Name and Creator: I played Spyfall with peers in Game Night! The game is by Alexandr Ushan and I played it on spyfall.app.
Target Audience: From the website, there doesn’t seem to be any target audience aside from people in groups wanting to have some fun.
- The website mentions the game is for 4-12 players and players are able to see their role and location (if they’re innocent).
- 6-10 minutes depending on if there’s a smaller or larger group.
- If the player is the spy, they are unable to see the location and have to try to trick everyone else into thinking they know the location. However, if the spy guesses what the location is either before or after they are accused, they win. This is why you gotta be careful with what questions and answers you ask and give!
- In each deliberation round, players take turns asking each other yes or no questions to figure out who the spy could be. It’s interesting that we take the yes or no question route here vs the free-for-all deliberation (default in most games of Mafia).
- At any point, a player can declare to vote on someone they think is the spy and the whole group has to vote.
Comparison to Other Games in Genre:
- This game reminded me a lot of Mafia, just a little flipped. There is a mafia or spy of some kind, but the spy isn’t trying to sabotage anything in Spyfall as compared to Mafia. It’s similar to the game we played in class (A Fake Artist Goes To New York) where everyone else is on the “in” of what to draw, and the fake artist just has to play along.
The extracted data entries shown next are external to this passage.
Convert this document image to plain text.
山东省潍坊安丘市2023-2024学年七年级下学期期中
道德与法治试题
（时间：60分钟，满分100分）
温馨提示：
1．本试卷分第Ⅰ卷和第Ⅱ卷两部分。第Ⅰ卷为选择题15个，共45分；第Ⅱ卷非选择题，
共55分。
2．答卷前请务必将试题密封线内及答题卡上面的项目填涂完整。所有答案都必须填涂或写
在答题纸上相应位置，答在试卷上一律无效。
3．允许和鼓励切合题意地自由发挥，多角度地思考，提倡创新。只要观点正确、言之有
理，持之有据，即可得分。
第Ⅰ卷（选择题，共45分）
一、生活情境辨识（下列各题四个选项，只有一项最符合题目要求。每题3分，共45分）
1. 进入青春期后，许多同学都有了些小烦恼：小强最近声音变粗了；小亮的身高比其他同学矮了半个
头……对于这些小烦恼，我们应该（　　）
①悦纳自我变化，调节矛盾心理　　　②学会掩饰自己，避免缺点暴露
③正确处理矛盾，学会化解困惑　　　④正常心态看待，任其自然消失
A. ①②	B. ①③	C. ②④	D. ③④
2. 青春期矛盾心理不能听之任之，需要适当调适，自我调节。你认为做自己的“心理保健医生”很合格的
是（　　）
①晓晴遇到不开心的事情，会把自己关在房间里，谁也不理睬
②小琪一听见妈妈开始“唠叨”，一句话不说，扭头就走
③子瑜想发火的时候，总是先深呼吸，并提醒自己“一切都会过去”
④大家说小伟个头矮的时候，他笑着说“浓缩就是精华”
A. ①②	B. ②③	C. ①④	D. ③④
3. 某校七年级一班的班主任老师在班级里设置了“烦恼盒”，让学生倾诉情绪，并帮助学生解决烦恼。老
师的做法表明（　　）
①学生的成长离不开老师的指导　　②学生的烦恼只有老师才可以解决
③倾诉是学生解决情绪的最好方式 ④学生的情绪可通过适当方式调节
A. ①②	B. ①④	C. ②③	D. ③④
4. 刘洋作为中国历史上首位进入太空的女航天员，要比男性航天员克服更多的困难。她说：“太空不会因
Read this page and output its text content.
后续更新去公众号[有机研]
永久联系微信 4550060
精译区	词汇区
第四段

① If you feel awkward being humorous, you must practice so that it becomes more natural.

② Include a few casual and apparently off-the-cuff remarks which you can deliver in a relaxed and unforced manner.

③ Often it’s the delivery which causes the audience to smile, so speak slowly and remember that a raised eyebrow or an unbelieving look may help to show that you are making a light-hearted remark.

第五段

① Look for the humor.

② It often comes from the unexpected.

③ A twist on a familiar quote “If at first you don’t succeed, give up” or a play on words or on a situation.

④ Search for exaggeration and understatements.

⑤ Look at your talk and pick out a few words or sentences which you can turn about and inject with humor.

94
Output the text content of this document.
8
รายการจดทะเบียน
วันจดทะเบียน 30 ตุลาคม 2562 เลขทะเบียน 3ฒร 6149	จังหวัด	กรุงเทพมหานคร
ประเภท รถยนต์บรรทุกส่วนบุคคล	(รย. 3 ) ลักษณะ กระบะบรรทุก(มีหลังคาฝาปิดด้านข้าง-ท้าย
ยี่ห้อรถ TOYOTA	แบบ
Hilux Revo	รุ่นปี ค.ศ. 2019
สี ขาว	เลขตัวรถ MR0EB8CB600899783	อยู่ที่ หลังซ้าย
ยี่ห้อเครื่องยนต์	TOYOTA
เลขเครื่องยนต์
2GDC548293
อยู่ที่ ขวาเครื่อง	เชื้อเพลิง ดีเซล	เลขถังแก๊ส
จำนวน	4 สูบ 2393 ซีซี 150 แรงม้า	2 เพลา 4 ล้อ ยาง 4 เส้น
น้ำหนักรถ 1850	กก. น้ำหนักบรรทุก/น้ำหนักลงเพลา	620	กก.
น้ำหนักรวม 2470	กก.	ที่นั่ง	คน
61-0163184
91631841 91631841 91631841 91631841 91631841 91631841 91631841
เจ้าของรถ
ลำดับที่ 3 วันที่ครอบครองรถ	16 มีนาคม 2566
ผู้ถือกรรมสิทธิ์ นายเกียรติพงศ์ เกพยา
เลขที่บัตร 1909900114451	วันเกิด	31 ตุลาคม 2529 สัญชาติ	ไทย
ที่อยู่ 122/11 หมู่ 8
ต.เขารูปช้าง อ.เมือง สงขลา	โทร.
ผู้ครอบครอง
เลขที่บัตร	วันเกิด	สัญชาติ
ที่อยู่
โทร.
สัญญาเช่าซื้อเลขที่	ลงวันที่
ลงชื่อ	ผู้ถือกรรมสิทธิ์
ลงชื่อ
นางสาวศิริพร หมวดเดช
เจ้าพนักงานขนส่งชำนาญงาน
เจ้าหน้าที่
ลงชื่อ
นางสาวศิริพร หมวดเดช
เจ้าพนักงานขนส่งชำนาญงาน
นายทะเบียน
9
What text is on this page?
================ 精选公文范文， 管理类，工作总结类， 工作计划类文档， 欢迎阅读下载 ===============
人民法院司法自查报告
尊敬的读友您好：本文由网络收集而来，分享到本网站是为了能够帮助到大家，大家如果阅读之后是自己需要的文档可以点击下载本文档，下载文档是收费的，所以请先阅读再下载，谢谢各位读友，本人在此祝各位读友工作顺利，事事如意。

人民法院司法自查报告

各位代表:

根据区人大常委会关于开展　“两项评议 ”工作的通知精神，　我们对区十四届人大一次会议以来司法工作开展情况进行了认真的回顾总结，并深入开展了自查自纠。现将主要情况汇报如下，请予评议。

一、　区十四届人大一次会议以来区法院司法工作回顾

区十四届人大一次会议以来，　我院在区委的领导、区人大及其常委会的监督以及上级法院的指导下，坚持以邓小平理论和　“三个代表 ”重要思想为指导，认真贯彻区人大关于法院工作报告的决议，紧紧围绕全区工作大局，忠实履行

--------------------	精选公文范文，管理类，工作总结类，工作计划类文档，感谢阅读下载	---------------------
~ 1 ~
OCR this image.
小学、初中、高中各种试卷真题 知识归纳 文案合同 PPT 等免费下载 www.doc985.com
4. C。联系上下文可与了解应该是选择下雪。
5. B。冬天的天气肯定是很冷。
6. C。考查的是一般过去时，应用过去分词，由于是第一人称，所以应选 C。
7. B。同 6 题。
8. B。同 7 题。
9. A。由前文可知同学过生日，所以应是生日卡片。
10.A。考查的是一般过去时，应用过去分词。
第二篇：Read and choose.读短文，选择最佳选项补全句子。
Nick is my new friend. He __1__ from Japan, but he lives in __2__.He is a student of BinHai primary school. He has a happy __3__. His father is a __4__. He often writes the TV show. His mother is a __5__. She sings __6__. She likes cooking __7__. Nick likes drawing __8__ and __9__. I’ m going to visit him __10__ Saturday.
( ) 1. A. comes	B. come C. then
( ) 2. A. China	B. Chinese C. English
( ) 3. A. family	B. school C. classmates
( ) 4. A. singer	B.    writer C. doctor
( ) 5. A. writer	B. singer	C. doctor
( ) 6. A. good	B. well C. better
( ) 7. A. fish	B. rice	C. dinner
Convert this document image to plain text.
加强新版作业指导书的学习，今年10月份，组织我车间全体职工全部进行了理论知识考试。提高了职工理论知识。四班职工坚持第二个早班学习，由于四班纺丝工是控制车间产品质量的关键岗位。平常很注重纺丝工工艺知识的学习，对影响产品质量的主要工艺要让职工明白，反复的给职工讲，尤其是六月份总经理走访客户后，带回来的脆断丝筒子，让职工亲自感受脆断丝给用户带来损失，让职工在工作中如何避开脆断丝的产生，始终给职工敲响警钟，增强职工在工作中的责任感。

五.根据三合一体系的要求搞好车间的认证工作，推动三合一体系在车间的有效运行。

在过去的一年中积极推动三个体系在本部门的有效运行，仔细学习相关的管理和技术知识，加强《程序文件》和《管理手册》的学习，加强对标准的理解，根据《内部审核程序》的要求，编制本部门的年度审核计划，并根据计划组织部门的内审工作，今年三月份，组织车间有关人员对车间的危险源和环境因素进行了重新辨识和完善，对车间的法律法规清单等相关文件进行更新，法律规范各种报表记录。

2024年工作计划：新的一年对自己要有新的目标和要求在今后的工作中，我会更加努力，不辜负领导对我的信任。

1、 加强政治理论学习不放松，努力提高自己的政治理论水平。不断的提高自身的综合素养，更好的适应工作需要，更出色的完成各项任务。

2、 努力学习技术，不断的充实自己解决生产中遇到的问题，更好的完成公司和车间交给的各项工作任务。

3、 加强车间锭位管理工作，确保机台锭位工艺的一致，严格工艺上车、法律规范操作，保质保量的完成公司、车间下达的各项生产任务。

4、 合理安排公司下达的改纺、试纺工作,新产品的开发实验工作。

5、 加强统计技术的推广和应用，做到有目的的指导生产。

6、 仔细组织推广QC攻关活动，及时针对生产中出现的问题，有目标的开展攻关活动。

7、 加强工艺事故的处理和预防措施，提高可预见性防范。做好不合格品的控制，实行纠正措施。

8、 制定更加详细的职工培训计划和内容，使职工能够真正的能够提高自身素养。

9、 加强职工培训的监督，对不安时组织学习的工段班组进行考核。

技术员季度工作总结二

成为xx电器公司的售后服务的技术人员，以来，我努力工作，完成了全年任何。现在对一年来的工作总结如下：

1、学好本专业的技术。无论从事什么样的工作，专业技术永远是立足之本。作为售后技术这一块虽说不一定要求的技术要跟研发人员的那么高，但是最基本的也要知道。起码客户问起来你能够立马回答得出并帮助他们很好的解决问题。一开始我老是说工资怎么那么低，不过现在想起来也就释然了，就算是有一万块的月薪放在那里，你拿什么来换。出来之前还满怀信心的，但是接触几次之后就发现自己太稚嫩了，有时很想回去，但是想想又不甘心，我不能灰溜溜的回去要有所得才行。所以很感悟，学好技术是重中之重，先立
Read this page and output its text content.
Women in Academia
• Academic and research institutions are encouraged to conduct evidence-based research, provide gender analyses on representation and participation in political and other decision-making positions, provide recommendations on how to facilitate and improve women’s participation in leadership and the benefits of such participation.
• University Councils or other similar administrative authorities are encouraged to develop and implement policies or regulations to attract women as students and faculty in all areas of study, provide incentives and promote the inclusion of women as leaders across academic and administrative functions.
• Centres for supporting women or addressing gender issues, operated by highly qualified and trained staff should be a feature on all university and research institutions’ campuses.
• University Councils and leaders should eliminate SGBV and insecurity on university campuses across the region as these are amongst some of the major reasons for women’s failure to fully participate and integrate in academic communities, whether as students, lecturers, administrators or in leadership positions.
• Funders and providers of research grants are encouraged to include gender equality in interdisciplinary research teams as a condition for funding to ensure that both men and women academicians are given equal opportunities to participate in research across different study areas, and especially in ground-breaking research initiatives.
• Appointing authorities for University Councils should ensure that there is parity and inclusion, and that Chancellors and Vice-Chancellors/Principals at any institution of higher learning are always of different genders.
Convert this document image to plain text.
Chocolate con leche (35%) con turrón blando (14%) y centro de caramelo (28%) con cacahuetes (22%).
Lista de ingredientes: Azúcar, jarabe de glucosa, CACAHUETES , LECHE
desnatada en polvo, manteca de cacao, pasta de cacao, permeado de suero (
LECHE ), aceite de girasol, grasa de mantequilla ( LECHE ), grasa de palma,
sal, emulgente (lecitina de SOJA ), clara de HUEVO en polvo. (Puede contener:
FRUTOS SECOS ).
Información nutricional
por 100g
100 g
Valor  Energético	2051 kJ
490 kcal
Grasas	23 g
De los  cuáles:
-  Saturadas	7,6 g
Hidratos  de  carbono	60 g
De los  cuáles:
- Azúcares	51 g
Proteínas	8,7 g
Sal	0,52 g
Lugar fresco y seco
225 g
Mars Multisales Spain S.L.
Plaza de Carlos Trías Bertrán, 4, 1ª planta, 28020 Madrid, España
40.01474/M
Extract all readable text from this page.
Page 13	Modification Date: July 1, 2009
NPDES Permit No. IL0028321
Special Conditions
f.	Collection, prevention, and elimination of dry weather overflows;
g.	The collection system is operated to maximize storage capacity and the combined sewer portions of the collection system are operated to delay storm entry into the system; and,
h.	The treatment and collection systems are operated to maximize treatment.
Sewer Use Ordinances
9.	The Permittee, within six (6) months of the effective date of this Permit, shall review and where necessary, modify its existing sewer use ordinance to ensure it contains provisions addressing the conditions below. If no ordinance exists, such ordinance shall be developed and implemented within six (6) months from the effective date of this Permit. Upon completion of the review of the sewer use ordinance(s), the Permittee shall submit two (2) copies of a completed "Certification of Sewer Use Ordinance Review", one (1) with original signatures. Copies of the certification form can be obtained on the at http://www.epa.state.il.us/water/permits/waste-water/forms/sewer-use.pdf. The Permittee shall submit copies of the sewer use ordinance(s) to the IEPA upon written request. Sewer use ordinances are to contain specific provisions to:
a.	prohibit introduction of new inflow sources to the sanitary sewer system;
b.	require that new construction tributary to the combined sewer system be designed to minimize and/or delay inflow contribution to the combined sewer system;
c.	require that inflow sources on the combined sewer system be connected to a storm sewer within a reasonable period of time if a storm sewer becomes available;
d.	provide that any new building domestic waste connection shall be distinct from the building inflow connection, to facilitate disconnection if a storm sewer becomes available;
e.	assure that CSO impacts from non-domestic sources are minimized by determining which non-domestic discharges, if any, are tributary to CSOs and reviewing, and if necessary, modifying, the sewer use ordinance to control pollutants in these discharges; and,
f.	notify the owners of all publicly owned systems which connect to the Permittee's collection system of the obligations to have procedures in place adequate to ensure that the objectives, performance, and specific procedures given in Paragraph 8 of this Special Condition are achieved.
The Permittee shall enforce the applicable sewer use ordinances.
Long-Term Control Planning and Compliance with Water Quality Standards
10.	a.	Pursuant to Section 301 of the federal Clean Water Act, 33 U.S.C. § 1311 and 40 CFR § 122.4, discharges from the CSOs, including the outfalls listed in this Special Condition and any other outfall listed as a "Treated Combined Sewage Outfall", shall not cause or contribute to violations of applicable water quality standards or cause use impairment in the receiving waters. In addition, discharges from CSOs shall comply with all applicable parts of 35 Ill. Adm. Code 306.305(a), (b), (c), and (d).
It’s awfully stressful for the fake artist! I personally liked A Fake Artist Goes To New York a little more, perhaps because of the smaller player number and the fact that I was able to play more rounds. I also loved the drawing element and trying to adapt to other people’s visions of what the sketch could be — and even trying to guess what it could be as the fake artist! Spyfall was cute, but I didn’t really get the roles of the game (I was a produce manager in one and a mechanic in the other) and thought that maybe I had some special purpose because of my role when I was really just a civilian.
Was the game fun?
- Hmmm… perhaps if I had played more rounds? It feels like one of those games you have to keep playing with people so that you learn more about how they act and behave. I was playing with a group of people I didn’t know too well, so asking people questions and trying to guess who the spy was felt slightly awkward. It was also my first time playing so I had a hard time coming up with questions to ask, and once I had heard some other turns I kinda got the hang of it. But again, I don’t play too many party games. I really could not tell who was the spy in my round until the very end when someone else figured it out!
Moments of success or failure:
- As a web app, it was incredibly convenient to get started. The website was super accessible and easy to remember. There was also a feature that allowed me to hide my location/role which proved to be very useful because we were playing on laptops around a small table.
- It ended up being quite loud in the room, so I was unable to hear some questions and some answers.
- I actually liked when some people accused me! I was definitely shit at asking questions but it kinda gave me a playful indignation toward them which gave way to some teasing and laughter. Made me realize I don’t really care about the winning or losing bit— I just really liked talking to new people and games gave me an excuse to do that!
Things I Would Change:
- Something to spice up the question portion perhaps? I found it a bit boring… what if players had forbidden words given to them at the beginning of the round that they couldn’t use? Or what if they had to incorporate certain words into their question? Or their answer?
- The characters, again, were slightly confusing. What if we added additional roles, like the double agent, who knows who the spy is but can’t reveal them? I’d love to see more incorporation of roles into people’s characters!